Shoemaker's son who became a dedicated social reformer

By Eddie McIlwaine

There was another side to Alexander Irvine, the ninth child of shoemaker Jamie and his wife Anna, away from writing his classic tale of poverty and hardship in Pogue's Entry in Antrim where he was born in 1863.

Never mind the fact that he had no formal education, he became not only a best-selling author, but also a dedicated social reformer in America and in Europe where he travelled widely and was equally at home with the slum-dwellers of the Bowery in New York and soldiers at the front in WW1 as he was with Albert Einstein and WB Yeats, with whom he rubbed shoulders. His My Lady of the Chimney Corner is as popular today as it was in 1913.

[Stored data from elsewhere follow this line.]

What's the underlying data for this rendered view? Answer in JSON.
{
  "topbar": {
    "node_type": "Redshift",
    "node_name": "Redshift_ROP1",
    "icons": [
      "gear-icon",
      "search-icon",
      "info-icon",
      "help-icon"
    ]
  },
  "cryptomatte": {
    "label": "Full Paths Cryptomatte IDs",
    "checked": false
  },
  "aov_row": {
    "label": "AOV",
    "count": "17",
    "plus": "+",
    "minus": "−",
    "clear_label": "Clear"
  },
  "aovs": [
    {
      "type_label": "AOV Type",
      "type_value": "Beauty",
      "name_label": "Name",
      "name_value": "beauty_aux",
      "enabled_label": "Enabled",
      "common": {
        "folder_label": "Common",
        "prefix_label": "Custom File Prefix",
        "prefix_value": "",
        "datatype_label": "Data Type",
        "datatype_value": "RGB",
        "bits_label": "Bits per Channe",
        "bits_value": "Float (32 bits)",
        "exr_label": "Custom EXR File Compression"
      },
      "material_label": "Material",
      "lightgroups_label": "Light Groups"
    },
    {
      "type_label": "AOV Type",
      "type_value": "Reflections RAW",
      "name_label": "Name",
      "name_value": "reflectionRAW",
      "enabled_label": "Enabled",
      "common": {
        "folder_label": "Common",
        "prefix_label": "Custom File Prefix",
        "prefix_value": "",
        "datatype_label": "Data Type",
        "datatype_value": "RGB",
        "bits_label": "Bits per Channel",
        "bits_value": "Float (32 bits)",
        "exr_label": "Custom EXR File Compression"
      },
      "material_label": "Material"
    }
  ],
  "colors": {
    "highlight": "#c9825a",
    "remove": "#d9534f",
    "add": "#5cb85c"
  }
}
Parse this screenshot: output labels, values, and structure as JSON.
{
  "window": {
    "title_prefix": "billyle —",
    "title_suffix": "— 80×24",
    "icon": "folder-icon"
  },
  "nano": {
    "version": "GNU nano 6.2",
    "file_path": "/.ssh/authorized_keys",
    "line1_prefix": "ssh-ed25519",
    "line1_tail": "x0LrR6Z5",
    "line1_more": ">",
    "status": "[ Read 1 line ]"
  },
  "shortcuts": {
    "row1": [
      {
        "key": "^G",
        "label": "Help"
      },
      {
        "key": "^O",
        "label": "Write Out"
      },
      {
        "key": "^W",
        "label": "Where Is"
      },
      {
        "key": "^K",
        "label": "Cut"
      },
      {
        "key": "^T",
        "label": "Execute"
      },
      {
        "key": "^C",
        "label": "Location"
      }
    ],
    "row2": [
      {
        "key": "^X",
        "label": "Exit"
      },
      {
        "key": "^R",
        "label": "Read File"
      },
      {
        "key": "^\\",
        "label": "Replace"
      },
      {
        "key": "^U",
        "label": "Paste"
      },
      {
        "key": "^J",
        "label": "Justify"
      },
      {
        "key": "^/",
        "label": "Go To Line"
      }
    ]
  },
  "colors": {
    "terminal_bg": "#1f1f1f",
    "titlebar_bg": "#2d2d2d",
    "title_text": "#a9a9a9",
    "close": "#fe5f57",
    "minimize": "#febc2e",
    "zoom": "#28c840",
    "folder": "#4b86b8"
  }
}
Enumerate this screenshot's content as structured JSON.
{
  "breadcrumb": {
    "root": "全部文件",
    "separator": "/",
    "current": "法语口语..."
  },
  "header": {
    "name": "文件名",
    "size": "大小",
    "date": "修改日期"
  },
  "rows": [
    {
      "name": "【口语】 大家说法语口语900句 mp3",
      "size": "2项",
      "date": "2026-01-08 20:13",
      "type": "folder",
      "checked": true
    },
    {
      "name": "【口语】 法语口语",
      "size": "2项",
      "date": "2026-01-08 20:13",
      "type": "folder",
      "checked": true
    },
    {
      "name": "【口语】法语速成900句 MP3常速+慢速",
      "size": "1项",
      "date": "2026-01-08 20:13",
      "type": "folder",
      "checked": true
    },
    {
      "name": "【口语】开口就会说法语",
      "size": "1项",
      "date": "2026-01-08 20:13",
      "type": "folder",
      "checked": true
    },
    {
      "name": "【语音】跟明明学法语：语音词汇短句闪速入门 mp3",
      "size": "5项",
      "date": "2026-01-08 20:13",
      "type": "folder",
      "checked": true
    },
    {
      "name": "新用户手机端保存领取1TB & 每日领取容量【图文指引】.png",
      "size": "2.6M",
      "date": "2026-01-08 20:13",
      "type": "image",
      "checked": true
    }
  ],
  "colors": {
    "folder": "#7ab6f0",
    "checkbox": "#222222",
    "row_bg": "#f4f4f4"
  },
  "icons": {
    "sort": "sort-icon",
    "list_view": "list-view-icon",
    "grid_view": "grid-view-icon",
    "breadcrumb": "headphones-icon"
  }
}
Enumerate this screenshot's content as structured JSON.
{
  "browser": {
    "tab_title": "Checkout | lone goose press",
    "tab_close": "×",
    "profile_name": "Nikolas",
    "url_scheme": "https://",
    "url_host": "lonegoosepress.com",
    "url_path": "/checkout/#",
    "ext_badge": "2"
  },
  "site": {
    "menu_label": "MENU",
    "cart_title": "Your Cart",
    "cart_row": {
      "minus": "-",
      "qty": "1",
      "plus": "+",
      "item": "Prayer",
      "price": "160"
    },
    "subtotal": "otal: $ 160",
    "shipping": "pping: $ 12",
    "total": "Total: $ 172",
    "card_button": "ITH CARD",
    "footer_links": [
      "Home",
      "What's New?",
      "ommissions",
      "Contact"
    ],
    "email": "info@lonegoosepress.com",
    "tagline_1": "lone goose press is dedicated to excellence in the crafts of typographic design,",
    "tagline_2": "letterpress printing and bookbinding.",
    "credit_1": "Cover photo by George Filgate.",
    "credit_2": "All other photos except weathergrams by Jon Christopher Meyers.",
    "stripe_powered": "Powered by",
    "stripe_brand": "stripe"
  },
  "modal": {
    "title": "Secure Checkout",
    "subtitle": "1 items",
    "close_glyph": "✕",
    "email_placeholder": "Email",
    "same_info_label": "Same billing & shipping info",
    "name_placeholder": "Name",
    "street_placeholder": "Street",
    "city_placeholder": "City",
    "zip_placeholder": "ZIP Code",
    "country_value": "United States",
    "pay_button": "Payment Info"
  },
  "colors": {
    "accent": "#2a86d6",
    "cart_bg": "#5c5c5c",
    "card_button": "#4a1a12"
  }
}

Dr Irvine never forgot his roots on his travels and found the time to return to Antrim occasionally and in 1934 was in town when Pogue's Entry and his old home were opened to visitors. He died in California in 1941 and is buried beside Anna and Jamie in an Antrim cemetery.

Finally, let me recall how Anna and Jamie came to live in Antrim. They were in Crumlin and packed their few belongings and set off, eventually arriving at what is now Randox Road. Should they stick to the main road leading to Belfast, or turn towards Antrim town?

Jamie tossed a branch in the air and when it came back down, it was pointing up the Randox Road.